WASHINGTON – A senior U.S. diplomat handling Asia and Pacific affairs expressed hope Thursday that Japan and China will set up a bilateral mechanism aimed at avoiding clashes in the East China Sea.
Daniel Russel, assistant secretary of state for East Asian and Pacific affairs, voiced the hope in connection with an agreement reached last month by navy chiefs from 21 countries to ban their warships from locking weapons-targeting radar on other warships during peacetime.
Speaking at a think tank event in Washington, Russel said the so-called code of behavior adopted at the Western Pacific Naval Forum in Qingdao hosted by China is a “very positive development in helping reduce the risk of misunderstanding dangers, interactions” between naval ships and aircraft.
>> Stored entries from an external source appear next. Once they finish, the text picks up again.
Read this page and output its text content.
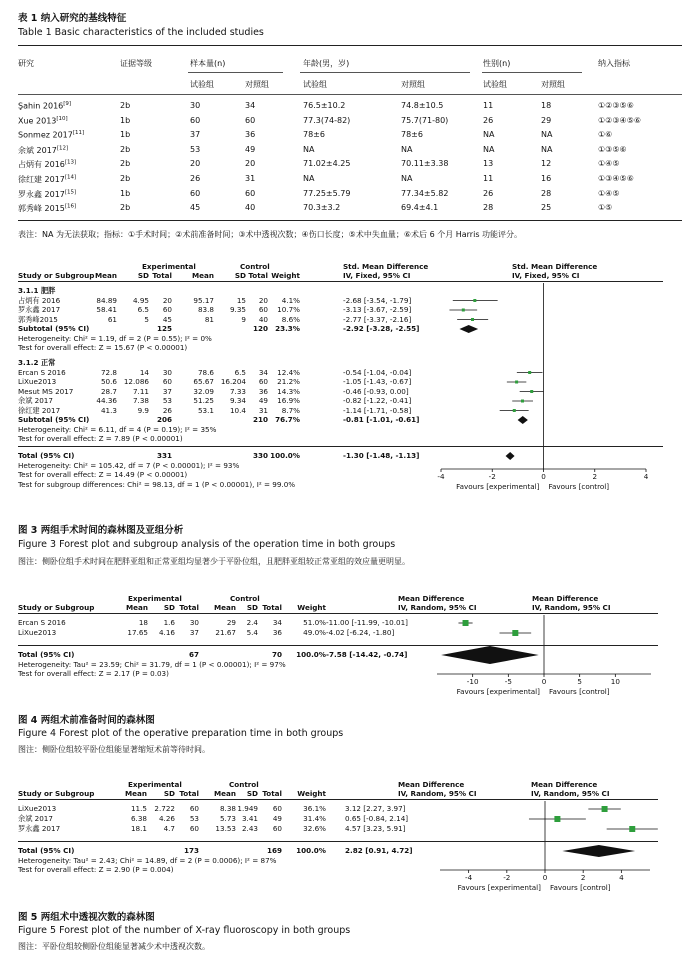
表 1 纳入研究的基线特征
Table 1 Basic characteristics of the included studies
研究	证据等级	样本量(n)	年龄(男，岁)	性别(n)	纳入指标
试验组	对照组	试验组	对照组	试验组	对照组
Şahin 2016[9]	2b	30	34	76.5±10.2	74.8±10.5	11	18	①②③⑤⑥
Xue 2013[10]	1b	60	60	77.3(74-82)	75.7(71-80)	26	29	①②③④⑤⑥
Sonmez 2017[11]	1b	37	36	78±6	78±6	NA	NA	①⑥
余斌 2017[12]	2b	53	49	NA	NA	NA	NA	①③⑤⑥
占炳有 2016[13]	2b	20	20	71.02±4.25	70.11±3.38	13	12	①④⑤
徐红建 2017[14]	2b	26	31	NA	NA	11	16	①③④⑤⑥
罗永鑫 2017[15]	1b	60	60	77.25±5.79	77.34±5.82	26	28	①④⑤
郭秀峰 2015[16]	2b	45	40	70.3±3.2	69.4±4.1	28	25	①⑤
表注：NA 为无法获取；指标：①手术时间；②术前准备时间；③术中透视次数；④伤口长度；⑤术中失血量；⑥术后 6 个月 Harris 功能评分。
Experimental	Control	Std. Mean Difference	Std. Mean Difference
Study or Subgroup Mean	SD Total	Mean	SD Total Weight	IV, Fixed, 95% CI	IV, Fixed, 95% CI
3.1.1 肥胖
占炳有 2016	84.89	4.95	20	95.17	15	20	4.1%	-2.68 [-3.54, -1.79]
罗永鑫 2017	58.41	6.5	60	83.8	9.35	60	10.7%	-3.13 [-3.67, -2.59]
郭秀峰2015	61	5	45	81	9	40	8.6%	-2.77 [-3.37, -2.16]
Subtotal (95% CI)	125	120 23.3%	-2.92 [-3.28, -2.55]
Heterogeneity: Chi² = 1.19, df = 2 (P = 0.55); I² = 0%
Test for overall effect: Z = 15.67 (P < 0.00001)
3.1.2 正常
Ercan S 2016	72.8	14	30	78.6	6.5	34	12.4%	-0.54 [-1.04, -0.04]
LiXue2013	50.6 12.086	60	65.67 16.204	60	21.2%	-1.05 [-1.43, -0.67]
Mesut MS 2017	28.7	7.11	37	32.09	7.33	36	14.3%	-0.46 [-0.93, 0.00]
余斌 2017	44.36	7.38	53	51.25	9.34	49	16.9%	-0.82 [-1.22, -0.41]
徐红建 2017	41.3	9.9	26	53.1	10.4	31	8.7%	-1.14 [-1.71, -0.58]
Subtotal (95% CI)	206	210 76.7%	-0.81 [-1.01, -0.61]
Heterogeneity: Chi² = 6.11, df = 4 (P = 0.19); I² = 35%
Test for overall effect: Z = 7.89 (P < 0.00001)
Total (95% CI)	331	330 100.0%	-1.30 [-1.48, -1.13]
Heterogeneity: Chi² = 105.42, df = 7 (P < 0.00001); I² = 93%
Test for overall effect: Z = 14.49 (P < 0.00001)
Test for subgroup differences: Chi² = 98.13, df = 1 (P < 0.00001), I² = 99.0%
-4	-2	0	2	4
Favours [experimental] Favours [control]
图 3 两组手术时间的森林图及亚组分析
Figure 3 Forest plot and subgroup analysis of the operation time in both groups
图注：侧卧位组手术时间在肥胖亚组和正常亚组均显著少于平卧位组，且肥胖亚组较正常亚组的效应量更明显。
Experimental	Control	Mean Difference	Mean Difference
Study or Subgroup	Mean	SD Total	Mean	SD Total	Weight	IV, Random, 95% CI	IV, Random, 95% CI
Ercan S 2016	18	1.6	30	29	2.4	34	51.0% -11.00 [-11.99, -10.01]
LiXue2013	17.65	4.16	37	21.67	5.4	36	49.0% -4.02 [-6.24, -1.80]
Total (95% CI)	67	70	100.0% -7.58 [-14.42, -0.74]
Heterogeneity: Tau² = 23.59; Chi² = 31.79, df = 1 (P < 0.00001); I² = 97%
Test for overall effect: Z = 2.17 (P = 0.03)
-10	-5	0	5	10
Favours [experimental] Favours [control]
图 4 两组术前准备时间的森林图
Figure 4 Forest plot of the operative preparation time in both groups
图注：侧卧位组较平卧位组能显著缩短术前等待时间。
Experimental	Control	Mean Difference	Mean Difference
Study or Subgroup	Mean	SD Total	Mean	SD Total	Weight	IV, Random, 95% CI	IV, Random, 95% CI
LiXue2013	11.5	2.722	60	8.38 1.949	60	36.1%	3.12 [2.27, 3.97]
余斌 2017	6.38	4.26	53	5.73 3.41	49	31.4%	0.65 [-0.84, 2.14]
罗永鑫 2017	18.1	4.7	60	13.53 2.43	60	32.6%	4.57 [3.23, 5.91]
Total (95% CI)	173	169	100.0%	2.82 [0.91, 4.72]
Heterogeneity: Tau² = 2.43; Chi² = 14.89, df = 2 (P = 0.0006); I² = 87%
Test for overall effect: Z = 2.90 (P = 0.004)
-4	-2	0	2	4
Favours [experimental] Favours [control]
图 5 两组术中透视次数的森林图
Figure 5 Forest plot of the number of X-ray fluoroscopy in both groups
图注：平卧位组较侧卧位组能显著减少术中透视次数。
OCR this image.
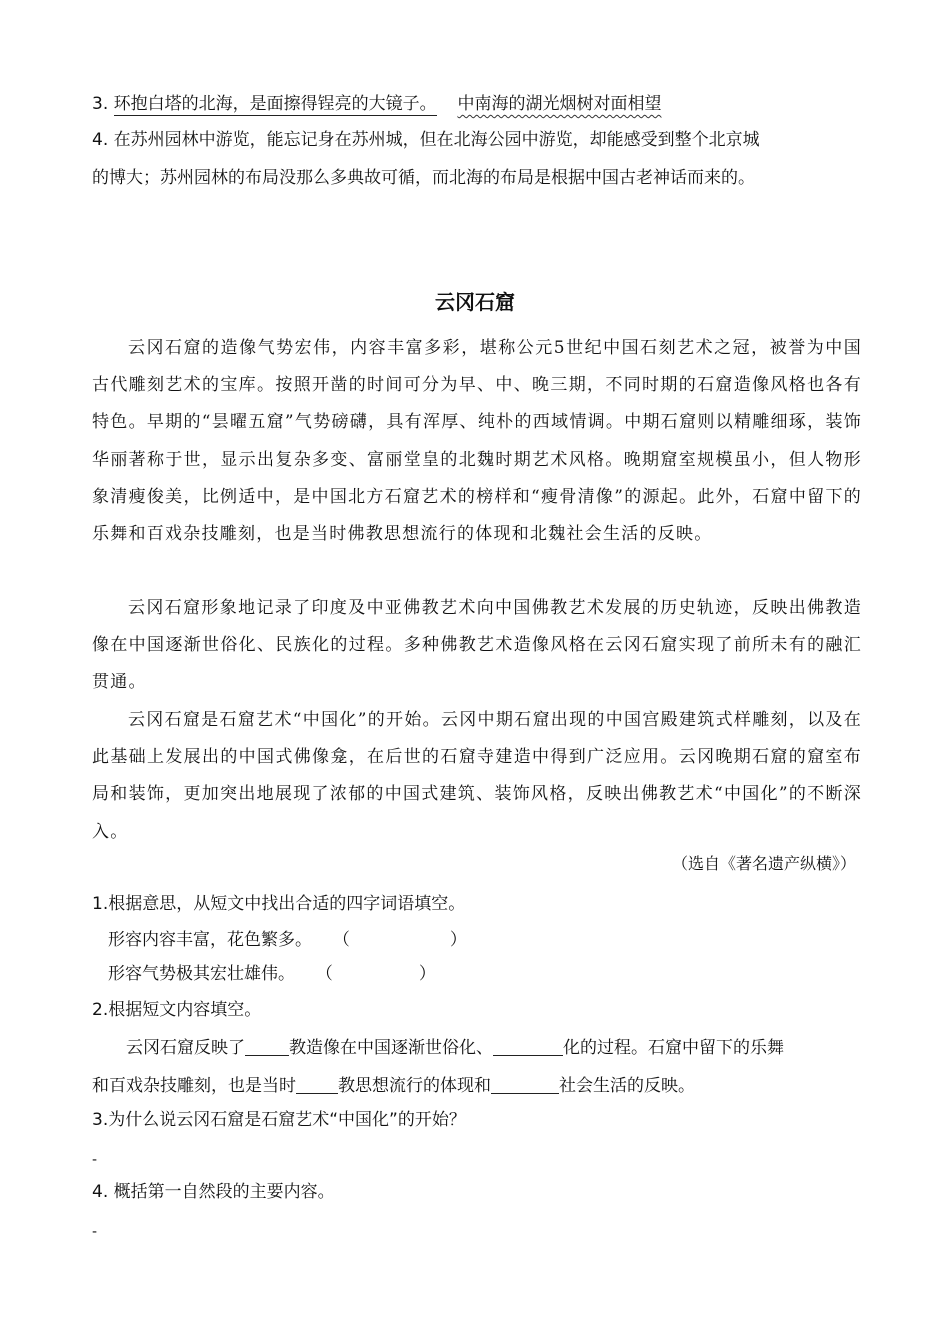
3. 环抱白塔的北海，是面擦得锃亮的大镜子。 中南海的湖光烟树对面相望
4. 在苏州园林中游览，能忘记身在苏州城，但在北海公园中游览，却能感受到整个北京城
的博大；苏州园林的布局没那么多典故可循，而北海的布局是根据中国古老神话而来的。
云冈石窟
云冈石窟的造像气势宏伟，内容丰富多彩，堪称公元5世纪中国石刻艺术之冠，被誉为中国古代雕刻艺术的宝库。按照开凿的时间可分为早、中、晚三期，不同时期的石窟造像风格也各有特色。早期的“昙曜五窟”气势磅礴，具有浑厚、纯朴的西域情调。中期石窟则以精雕细琢，装饰华丽著称于世，显示出复杂多变、富丽堂皇的北魏时期艺术风格。晚期窟室规模虽小，但人物形象清瘦俊美，比例适中，是中国北方石窟艺术的榜样和“瘦骨清像”的源起。此外，石窟中留下的乐舞和百戏杂技雕刻，也是当时佛教思想流行的体现和北魏社会生活的反映。
云冈石窟形象地记录了印度及中亚佛教艺术向中国佛教艺术发展的历史轨迹，反映出佛教造像在中国逐渐世俗化、民族化的过程。多种佛教艺术造像风格在云冈石窟实现了前所未有的融汇贯通。
云冈石窟是石窟艺术“中国化”的开始。云冈中期石窟出现的中国宫殿建筑式样雕刻，以及在此基础上发展出的中国式佛像龛，在后世的石窟寺建造中得到广泛应用。云冈晚期石窟的窟室布局和装饰，更加突出地展现了浓郁的中国式建筑、装饰风格，反映出佛教艺术“中国化”的不断深入。
（选自《著名遗产纵横》）
1.根据意思，从短文中找出合适的四字词语填空。
形容内容丰富，花色繁多。 （	）
形容气势极其宏壮雄伟。 （	）
2.根据短文内容填空。
云冈石窟反映了	教造像在中国逐渐世俗化、	化的过程。石窟中留下的乐舞
和百戏杂技雕刻，也是当时 教思想流行的体现和	社会生活的反映。
3.为什么说云冈石窟是石窟艺术“中国化”的开始？
-
4. 概括第一自然段的主要内容。
-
Russel said he hopes that the code of behavior will “spur progress in developing agreements and mechanisms to avoid and prevent incidents between Japan and China in the East China Sea,” where China claims the Japan-administered Senkaku Islands.
China has repeatedly sent its ships into Japanese territorial waters near the uninhabited Senkakus since the Japanese government bought a few of them from their private Japanese owner in 2012, effectively nationalizing the chain and aggravating China and Taiwan, which also claim them.
Last year, the Japanese government said a Chinese frigate locked fire-control radar on a Japanese destroyer near the disputed area, an act that could have been taken as preparations for a real attack.